Fiammetta Borsellino: “C’è chi ha costruito le loro carriere su questo processo, immeritatamente” – “Non ho letto la sentenza, quindi preferisco non entrare nel merito del processo trattativa, però una cosa la voglio dire: c’è chi ha costruito le loro carriere su questo processo, immeritatamente – dice Fiammetta Borsellino, figlia minore del giudice all’Adnkronos – Sa quale è il danno più grande? Questo processo, come altri prima, sono stati celebrati fuori dalle aule di giustizia, prima ancora che si esaurissero nei tre gradi di giudizio. A prescindere dalla innocenza degli imputati”. Fiammetta Borsellino se la prende, senza mai citarli, con i magistrati dell’accusa che sono stati ospiti in numerose trasmissioni televisive. “L’ho trovato un comportamento scorretto che fa male alla società tutta – dice – , è assurdo che tutti conoscano un processo di questo tipo solo perché mediaticamente è stato pubblicizzato, mentre nessuno conosce processi come il ‘Borsellino quater‘ Io mi soffermo sul fatto che prima ancora che finisse l’iter giudiziario – aggiunge Fiammetta Borsellino – sono stati pubblicizzati da chi li aveva in carico, ripeto: prima ancora della fine del processo. È un atteggiamento che ho sempre criticato”. “Poi, è ovvio che la giustizia debba fare il suo corso, ma è deontologicamente scorretto fare una operazione del genere. Ribadisco che su questo c’è chi ha costruite delle carriere, sul nulla. Su processi che poi si sono dimostrati dei fallimenti. Ne faccio una questione deontologica”. “È un messaggio brutto da dare alla società – aggiunge Fiammetta Borsellino – che alla fine si costruiscono carriere su processi che vengono pubblicizzati prima della fine del processo”. E aggiunge: “Ci sono stati anche giornalisti che sono stati complici di operazioni del genere… c’è tutto un sistema che va dietro al potere”. “Queste persone hanno raggiunto questa fama, che non è fondata su nulla se non sull’autorefenzialità. E il messaggio che si da ai giovani non è positivo. Passa il messaggio che basta scrivere libri o andare in tv per diventare famosi”. E conclude: “Non commento la sentenza ma il comportamento portato avanti in questi anni, lo ripeto. Una operazione altamente scorretta”.

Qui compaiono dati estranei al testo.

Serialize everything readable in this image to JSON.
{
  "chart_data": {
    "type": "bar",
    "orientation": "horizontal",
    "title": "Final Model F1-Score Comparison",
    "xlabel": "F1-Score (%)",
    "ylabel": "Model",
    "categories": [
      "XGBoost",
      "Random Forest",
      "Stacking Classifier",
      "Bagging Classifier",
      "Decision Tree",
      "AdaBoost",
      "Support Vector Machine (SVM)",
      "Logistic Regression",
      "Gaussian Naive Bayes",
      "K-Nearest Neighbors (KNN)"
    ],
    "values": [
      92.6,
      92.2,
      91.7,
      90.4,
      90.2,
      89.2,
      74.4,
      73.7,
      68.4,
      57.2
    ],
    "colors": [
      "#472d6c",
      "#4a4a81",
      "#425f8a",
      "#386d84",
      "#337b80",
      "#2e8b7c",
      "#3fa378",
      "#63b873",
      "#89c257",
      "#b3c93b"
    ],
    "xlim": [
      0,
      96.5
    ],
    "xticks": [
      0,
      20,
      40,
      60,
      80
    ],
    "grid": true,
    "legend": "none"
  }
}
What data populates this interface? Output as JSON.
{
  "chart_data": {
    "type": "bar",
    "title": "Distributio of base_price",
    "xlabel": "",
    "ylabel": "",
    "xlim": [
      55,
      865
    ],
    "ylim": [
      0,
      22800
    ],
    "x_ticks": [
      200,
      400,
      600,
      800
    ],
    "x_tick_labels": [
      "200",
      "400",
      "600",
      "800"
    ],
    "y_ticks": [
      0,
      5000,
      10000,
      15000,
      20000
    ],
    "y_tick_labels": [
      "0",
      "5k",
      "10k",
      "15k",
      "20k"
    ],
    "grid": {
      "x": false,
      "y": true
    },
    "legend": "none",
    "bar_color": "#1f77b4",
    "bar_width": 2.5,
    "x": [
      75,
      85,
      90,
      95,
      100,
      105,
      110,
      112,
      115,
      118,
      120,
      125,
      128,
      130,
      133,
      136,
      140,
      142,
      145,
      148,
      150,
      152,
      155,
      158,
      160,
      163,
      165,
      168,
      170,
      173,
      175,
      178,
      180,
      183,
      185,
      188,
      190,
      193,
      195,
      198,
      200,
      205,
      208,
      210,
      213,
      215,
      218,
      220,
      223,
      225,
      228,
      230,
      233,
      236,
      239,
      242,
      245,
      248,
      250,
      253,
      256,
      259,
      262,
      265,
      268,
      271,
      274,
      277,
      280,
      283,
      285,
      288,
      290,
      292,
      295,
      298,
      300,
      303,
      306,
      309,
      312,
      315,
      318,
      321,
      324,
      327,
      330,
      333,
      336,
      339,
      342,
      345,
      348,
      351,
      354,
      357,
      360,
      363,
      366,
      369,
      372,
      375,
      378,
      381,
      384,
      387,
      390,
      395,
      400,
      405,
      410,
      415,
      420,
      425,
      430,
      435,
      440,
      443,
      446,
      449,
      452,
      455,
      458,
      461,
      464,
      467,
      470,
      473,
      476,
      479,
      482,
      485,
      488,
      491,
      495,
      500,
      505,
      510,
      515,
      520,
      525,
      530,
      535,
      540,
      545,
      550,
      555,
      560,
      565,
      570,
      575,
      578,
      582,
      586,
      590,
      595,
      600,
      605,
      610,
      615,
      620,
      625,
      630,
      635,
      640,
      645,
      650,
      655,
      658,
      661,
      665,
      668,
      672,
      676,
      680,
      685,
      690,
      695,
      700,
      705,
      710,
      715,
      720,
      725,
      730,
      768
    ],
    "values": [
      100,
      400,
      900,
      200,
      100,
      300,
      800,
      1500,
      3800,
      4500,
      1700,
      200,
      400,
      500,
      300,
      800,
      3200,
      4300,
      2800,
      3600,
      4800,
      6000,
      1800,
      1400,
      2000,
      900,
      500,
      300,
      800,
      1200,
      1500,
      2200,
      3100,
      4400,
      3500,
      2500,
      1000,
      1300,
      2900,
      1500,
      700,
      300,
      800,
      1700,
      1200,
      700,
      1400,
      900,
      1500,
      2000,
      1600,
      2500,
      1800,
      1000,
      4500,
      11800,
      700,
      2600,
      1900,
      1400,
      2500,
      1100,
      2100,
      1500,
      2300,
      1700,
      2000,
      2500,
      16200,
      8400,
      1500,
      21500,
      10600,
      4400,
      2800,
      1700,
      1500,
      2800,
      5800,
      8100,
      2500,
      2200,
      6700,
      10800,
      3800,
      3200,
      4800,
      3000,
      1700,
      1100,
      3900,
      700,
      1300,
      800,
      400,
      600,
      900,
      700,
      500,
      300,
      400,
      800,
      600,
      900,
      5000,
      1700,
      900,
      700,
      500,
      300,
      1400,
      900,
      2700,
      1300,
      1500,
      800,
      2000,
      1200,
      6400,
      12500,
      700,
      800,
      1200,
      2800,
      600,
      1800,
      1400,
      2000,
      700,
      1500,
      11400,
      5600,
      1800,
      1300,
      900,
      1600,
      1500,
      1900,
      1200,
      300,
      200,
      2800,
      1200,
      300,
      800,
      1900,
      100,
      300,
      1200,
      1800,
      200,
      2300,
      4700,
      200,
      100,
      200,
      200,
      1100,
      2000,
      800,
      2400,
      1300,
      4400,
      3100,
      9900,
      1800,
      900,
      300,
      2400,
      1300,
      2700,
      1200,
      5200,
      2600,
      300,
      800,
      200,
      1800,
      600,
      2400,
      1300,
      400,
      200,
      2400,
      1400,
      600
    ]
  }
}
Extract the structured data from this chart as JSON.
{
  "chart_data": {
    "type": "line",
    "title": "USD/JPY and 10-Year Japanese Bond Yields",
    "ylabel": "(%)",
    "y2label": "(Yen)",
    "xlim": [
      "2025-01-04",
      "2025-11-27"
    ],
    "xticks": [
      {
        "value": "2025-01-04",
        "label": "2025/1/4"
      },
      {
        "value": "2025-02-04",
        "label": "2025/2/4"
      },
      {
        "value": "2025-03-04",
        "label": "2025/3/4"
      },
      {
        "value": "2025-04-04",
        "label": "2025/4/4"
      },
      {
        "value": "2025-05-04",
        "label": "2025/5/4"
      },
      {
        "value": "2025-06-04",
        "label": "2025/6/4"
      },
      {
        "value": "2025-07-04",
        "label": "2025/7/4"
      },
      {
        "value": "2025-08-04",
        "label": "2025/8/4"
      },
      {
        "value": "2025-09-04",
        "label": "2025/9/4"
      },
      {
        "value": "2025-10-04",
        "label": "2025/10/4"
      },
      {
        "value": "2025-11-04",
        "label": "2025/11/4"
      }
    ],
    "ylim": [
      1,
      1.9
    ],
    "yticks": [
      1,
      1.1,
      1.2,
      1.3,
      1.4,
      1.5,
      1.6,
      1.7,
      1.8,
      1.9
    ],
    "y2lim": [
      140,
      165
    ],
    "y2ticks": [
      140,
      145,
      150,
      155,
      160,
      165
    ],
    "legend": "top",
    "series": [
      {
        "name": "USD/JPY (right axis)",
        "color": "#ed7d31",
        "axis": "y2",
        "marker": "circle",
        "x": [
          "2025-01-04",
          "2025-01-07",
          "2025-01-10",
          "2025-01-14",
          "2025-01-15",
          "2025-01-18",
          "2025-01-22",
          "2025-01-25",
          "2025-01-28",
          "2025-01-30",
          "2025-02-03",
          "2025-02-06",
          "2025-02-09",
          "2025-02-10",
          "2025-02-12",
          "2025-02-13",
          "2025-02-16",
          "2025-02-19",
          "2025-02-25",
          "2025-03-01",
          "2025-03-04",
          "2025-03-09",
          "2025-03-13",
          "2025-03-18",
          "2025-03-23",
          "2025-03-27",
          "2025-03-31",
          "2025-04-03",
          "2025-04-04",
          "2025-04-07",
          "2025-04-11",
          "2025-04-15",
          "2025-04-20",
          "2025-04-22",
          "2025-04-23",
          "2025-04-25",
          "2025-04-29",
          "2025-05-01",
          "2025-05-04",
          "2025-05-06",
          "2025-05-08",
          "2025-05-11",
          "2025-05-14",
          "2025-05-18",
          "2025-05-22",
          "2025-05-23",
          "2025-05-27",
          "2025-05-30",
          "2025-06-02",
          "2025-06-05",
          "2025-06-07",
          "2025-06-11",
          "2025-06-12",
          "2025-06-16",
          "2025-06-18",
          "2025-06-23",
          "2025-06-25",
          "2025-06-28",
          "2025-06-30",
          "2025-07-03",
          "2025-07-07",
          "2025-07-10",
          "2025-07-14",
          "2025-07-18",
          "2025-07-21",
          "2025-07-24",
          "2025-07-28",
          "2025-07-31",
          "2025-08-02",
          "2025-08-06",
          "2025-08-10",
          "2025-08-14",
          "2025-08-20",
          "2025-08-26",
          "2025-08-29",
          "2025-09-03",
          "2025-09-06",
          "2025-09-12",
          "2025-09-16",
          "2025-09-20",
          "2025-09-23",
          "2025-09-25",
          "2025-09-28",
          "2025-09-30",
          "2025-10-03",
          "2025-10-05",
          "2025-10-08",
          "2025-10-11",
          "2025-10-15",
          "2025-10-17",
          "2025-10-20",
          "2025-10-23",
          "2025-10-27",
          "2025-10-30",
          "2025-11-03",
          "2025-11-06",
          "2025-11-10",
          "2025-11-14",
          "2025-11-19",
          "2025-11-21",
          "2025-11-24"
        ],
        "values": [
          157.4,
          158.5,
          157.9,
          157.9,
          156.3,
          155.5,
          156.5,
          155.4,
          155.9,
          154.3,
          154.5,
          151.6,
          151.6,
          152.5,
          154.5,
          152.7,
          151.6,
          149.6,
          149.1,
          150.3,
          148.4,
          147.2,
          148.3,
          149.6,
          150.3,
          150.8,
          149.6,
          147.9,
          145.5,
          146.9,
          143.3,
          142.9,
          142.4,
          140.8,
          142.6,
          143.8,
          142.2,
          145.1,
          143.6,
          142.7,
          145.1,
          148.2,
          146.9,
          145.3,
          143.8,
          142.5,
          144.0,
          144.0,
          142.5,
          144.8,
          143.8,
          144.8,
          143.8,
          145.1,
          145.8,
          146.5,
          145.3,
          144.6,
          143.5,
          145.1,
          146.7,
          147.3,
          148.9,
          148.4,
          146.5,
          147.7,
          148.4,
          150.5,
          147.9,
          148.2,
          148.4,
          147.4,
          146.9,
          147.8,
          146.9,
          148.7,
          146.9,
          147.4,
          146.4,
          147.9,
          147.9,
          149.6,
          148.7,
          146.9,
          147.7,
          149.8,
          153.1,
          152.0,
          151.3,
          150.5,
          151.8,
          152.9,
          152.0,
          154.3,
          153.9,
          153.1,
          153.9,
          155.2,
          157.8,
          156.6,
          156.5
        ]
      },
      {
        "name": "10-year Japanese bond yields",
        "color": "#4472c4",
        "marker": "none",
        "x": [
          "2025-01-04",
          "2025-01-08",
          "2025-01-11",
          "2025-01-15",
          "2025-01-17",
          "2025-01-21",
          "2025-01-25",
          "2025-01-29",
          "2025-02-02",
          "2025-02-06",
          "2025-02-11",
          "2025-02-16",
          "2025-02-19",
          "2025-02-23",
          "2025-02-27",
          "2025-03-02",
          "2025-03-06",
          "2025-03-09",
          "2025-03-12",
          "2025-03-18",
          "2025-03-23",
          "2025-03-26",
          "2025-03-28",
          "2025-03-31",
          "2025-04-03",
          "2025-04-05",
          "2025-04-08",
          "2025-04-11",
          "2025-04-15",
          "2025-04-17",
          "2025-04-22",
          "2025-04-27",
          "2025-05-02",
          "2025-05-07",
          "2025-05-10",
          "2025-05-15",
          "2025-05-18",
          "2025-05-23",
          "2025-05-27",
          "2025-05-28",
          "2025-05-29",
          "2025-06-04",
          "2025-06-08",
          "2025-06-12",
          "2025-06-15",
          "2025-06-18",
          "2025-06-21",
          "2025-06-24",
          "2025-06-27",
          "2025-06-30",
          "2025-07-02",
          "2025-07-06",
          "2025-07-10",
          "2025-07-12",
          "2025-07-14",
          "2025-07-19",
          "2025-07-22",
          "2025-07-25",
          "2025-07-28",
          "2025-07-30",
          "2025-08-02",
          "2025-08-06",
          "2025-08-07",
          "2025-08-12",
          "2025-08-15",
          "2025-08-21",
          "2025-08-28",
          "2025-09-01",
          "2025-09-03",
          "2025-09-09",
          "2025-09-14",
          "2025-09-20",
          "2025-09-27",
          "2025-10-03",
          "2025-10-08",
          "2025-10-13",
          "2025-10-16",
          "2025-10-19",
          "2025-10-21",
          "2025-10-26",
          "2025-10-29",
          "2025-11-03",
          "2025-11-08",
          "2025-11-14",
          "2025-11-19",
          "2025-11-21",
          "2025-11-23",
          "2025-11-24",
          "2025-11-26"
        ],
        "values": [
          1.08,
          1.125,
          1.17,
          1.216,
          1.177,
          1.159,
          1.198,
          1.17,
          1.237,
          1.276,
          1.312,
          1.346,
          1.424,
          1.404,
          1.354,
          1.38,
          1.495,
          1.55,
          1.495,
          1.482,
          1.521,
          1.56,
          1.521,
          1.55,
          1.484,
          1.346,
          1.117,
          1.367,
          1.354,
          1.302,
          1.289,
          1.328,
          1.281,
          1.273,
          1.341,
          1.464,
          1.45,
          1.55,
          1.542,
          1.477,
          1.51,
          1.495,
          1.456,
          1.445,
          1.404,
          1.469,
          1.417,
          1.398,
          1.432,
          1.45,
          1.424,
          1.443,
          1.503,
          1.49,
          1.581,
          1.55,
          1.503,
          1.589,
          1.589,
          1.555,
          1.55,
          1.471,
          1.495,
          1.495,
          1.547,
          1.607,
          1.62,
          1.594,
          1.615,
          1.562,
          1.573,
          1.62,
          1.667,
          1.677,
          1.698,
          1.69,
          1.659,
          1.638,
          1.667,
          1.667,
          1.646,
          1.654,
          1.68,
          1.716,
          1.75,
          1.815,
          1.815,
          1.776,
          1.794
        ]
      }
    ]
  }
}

“L’Associazione tra i Familiari delle Vittime della Strage di Via dei Georgofili di Firenze, preso atto del dispositivo della Cassazione di oggi, ricorda che per cinque sentenze precedenti la trattativa Stato-mafia del 1992 c’è stata; che tale trattativa per la Cassazione costituisce reato di tentata minaccia ai governi Amato e Ciampi e che il Ros non ha concorso nel tentativo di minaccia al governo. Resta dunque il fatto storico inoppugnabile che quella trattativa, interrotta con la cattura di Riina, portò alle stragi in continente del 1993 e al sangue innocente di Caterina e Nadia Nencioni, dei suoi genitori e di Dario Capolicchio”. Così, in una nota, l’Associazione tra i familiari delle vittime della strage di via dei Georgofili di Firenze. “Siamo stupiti e delusi delle conclusioni del procedimento in Cassazione – commenta il presidente dell’associazione, Luigi Dainelli – perché ben altri cinque giudizi precedenti avevano confermato quella improvvida trattativa era stata l’antefatto della decisione della mafia di spostare i propri attacchi allo Stato nel 1993 a Firenze, Roma e Milano”.